In total, esports earnings sites estimate that Costello earned a little over eight thousand dollars in prize money across forty three tournaments, a reminder of how small the early Rocket League economy was even for players competing at the highest level. Most of his impact came not in life changing paydays, but in shaping the look and feel of the game when its professional scene was still just beginning.

Legacy in the Esports Historian Context

Within an Esports Legacy Profile framework, Michael “M1k3Rules” Costello represents a particular type of early era figure. His competitive prime was short and his later results were modest, yet his influence is stamped on the history of Rocket League in ways that statistics alone cannot show.

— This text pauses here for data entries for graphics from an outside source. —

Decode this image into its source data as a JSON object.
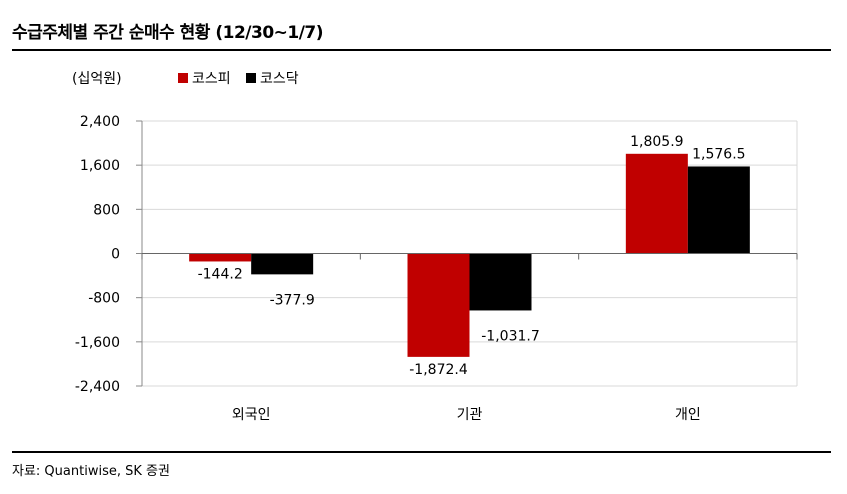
{
  "title": "수급주체별 주간 순매수 현황 (12/30~1/7)",
  "source": "자료: Quantiwise, SK 증권",
  "chart_data": {
    "type": "bar",
    "title": "수급주체별 주간 순매수 현황 (12/30~1/7)",
    "ylabel": "(십억원)",
    "categories": [
      "외국인",
      "기관",
      "개인"
    ],
    "series": [
      {
        "name": "코스피",
        "color": "#c00000",
        "values": [
          -144.2,
          -1872.4,
          1805.9
        ],
        "labels": [
          "-144.2",
          "-1,872.4",
          "1,805.9"
        ]
      },
      {
        "name": "코스닥",
        "color": "#000000",
        "values": [
          -377.9,
          -1031.7,
          1576.5
        ],
        "labels": [
          "-377.9",
          "-1,031.7",
          "1,576.5"
        ]
      }
    ],
    "ylim": [
      -2400,
      2400
    ],
    "yticks": [
      2400,
      1600,
      800,
      0,
      -800,
      -1600,
      -2400
    ],
    "ytick_labels": [
      "2,400",
      "1,600",
      "800",
      "0",
      "-800",
      "-1,600",
      "-2,400"
    ],
    "grid": true,
    "legend": "top-left"
  }
}
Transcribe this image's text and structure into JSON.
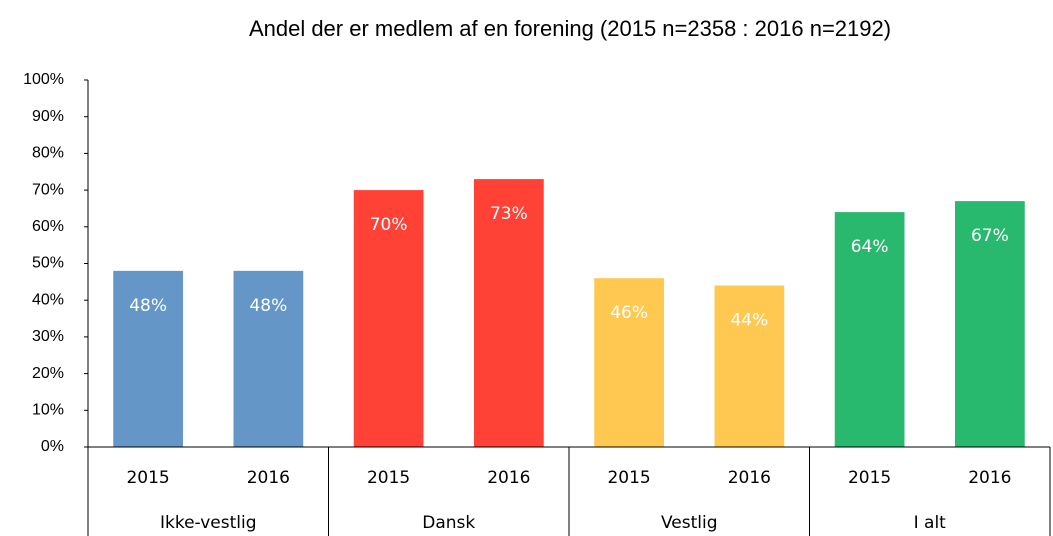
{
  "chart_data": {
    "type": "bar",
    "title": "Andel der er medlem af en forening (2015 n=2358 : 2016 n=2192)",
    "categories": [
      "2015",
      "2016",
      "2015",
      "2016",
      "2015",
      "2016",
      "2015",
      "2016"
    ],
    "groups": [
      "Ikke-vestlig",
      "Dansk",
      "Vestlig",
      "I alt"
    ],
    "values": [
      48,
      48,
      70,
      73,
      46,
      44,
      64,
      67
    ],
    "value_labels": [
      "48%",
      "48%",
      "70%",
      "73%",
      "46%",
      "44%",
      "64%",
      "67%"
    ],
    "colors": [
      "#6496c8",
      "#6496c8",
      "#ff4136",
      "#ff4136",
      "#ffc850",
      "#ffc850",
      "#28b96e",
      "#28b96e"
    ],
    "ylim": [
      0,
      100
    ],
    "yticks": [
      {
        "value": 0,
        "label": "0%"
      },
      {
        "value": 10,
        "label": "10%"
      },
      {
        "value": 20,
        "label": "20%"
      },
      {
        "value": 30,
        "label": "30%"
      },
      {
        "value": 40,
        "label": "40%"
      },
      {
        "value": 50,
        "label": "50%"
      },
      {
        "value": 60,
        "label": "60%"
      },
      {
        "value": 70,
        "label": "70%"
      },
      {
        "value": 80,
        "label": "80%"
      },
      {
        "value": 90,
        "label": "90%"
      },
      {
        "value": 100,
        "label": "100%"
      }
    ],
    "grid": false
  }
}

First, he helped build the original FlipSid3 Tactics trio that defined early high level play. Without the Teamy Weamy core of Markydooda, Kuxir, and M1k3Rules, there is no early international superteam with a green and black logo, no MLG Pro League title for FlipSid3, and no stacked tournament resume heading into RLCS Season 1. Features on FlipSid3’s history explicitly credit the signing of that roster, completed by Costello, as the move that marked the organization’s name in esports history.

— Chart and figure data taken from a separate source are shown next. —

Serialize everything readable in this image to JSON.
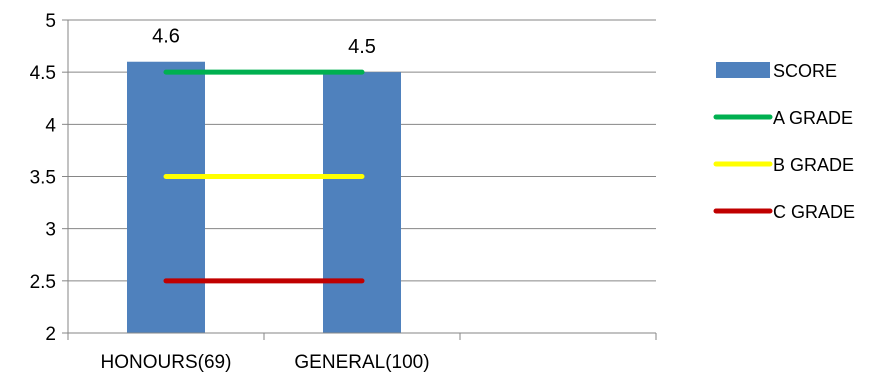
{
  "chart_data": {
    "type": "bar",
    "categories": [
      "HONOURS(69)",
      "GENERAL(100)"
    ],
    "series": [
      {
        "name": "SCORE",
        "type": "bar",
        "values": [
          4.6,
          4.5
        ],
        "color": "#4F81BD"
      },
      {
        "name": "A GRADE",
        "type": "line",
        "values": [
          4.5,
          4.5
        ],
        "color": "#00B050"
      },
      {
        "name": "B GRADE",
        "type": "line",
        "values": [
          3.5,
          3.5
        ],
        "color": "#FFFF00"
      },
      {
        "name": "C GRADE",
        "type": "line",
        "values": [
          2.5,
          2.5
        ],
        "color": "#C00000"
      }
    ],
    "data_labels": [
      "4.6",
      "4.5"
    ],
    "ylim": [
      2,
      5
    ],
    "yticks": [
      2,
      2.5,
      3,
      3.5,
      4,
      4.5,
      5
    ],
    "ytick_labels": [
      "2",
      "2.5",
      "3",
      "3.5",
      "4",
      "4.5",
      "5"
    ],
    "grid": true,
    "legend_position": "right"
  }
}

Second, he was central to the narrative of the first RLCS World Championship. As a top European seed, runner up in Los Angeles, and a player whose announced departure gave extra emotional weight to the event, he stood at the intersection of dominance and heartbreak that turned that first LAN into something larger than a single trophy. When Kuxir later reflected on Season 1, he did not just talk about his own disappointment. He stressed that he wanted to win so Mike could leave the pro scene with a world title and called it their last tournament together.

Third, he left a kind of intangible imprint on how early Rocket League looked and sounded. Analysts have recalled that in the early era, fans could hear the F3 comms where M1k3Rules and Markydooda joked and called plays while Kuxir stayed mostly silent. That balance between banter and ruthless efficiency became part of the game’s early identity, and it made the trio feel human even as they were dismantling opponents.

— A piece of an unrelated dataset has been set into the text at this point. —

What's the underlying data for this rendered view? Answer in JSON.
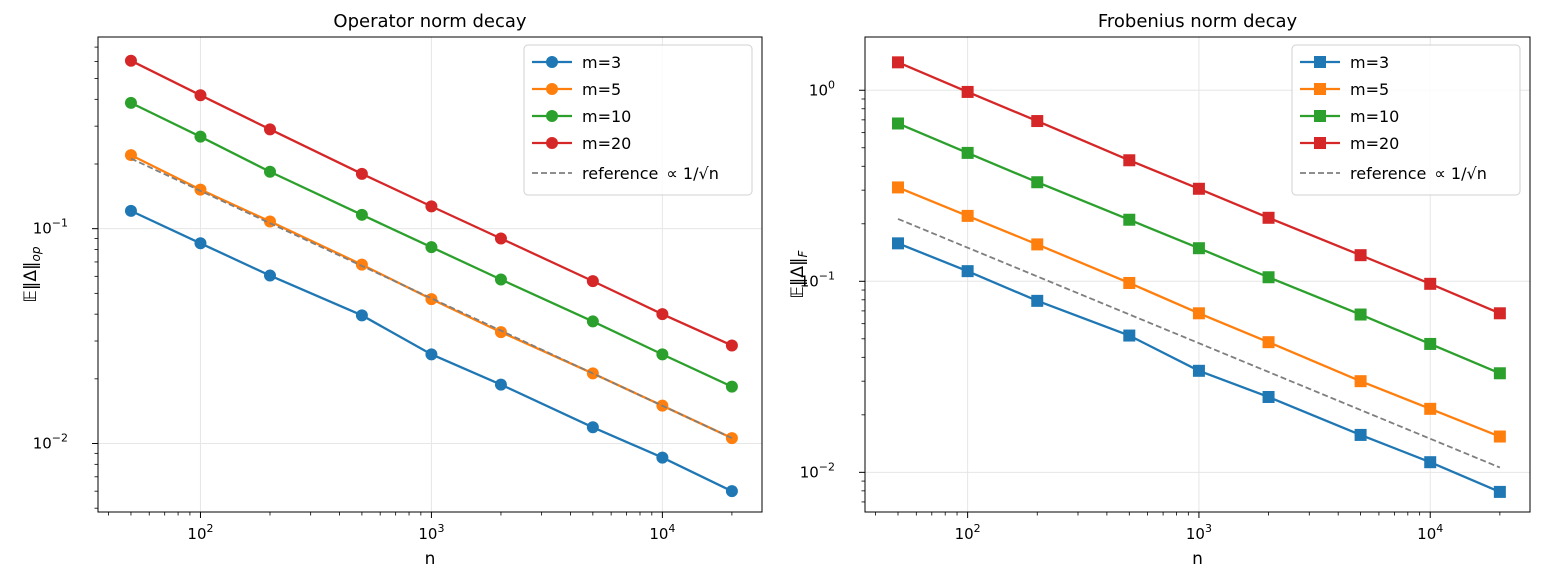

Finally, his story illustrates how thin the margins were in the first years of Rocket League esports. One year of extraordinary form, a single heartbreaking Grand Final, and then a necessary departure for personal reasons were enough to shift him from centerpiece of the scene to a name recalled mostly by long time fans and analysts. Some later features on the three year anniversary of RLCS have grouped him with other early stars who had “a few good seasons and then flamed out,” but this framing risks overlooking how foundational that short prime really was.

Today, when viewers tune into his Twitch channel and see the title “Ex Rocket League pro player and major finalist with FlipSid3 Tactics,” they are seeing a compressed summary of that foundational year. In the broader tapestry of Rocket League history, Michael “M1k3Rules” Costello stands as the original third man of one of the game’s first great teams, a player whose contribution was concentrated in a brief, brilliant stretch when everything in the scene was new and the story of RLCS had only just begun.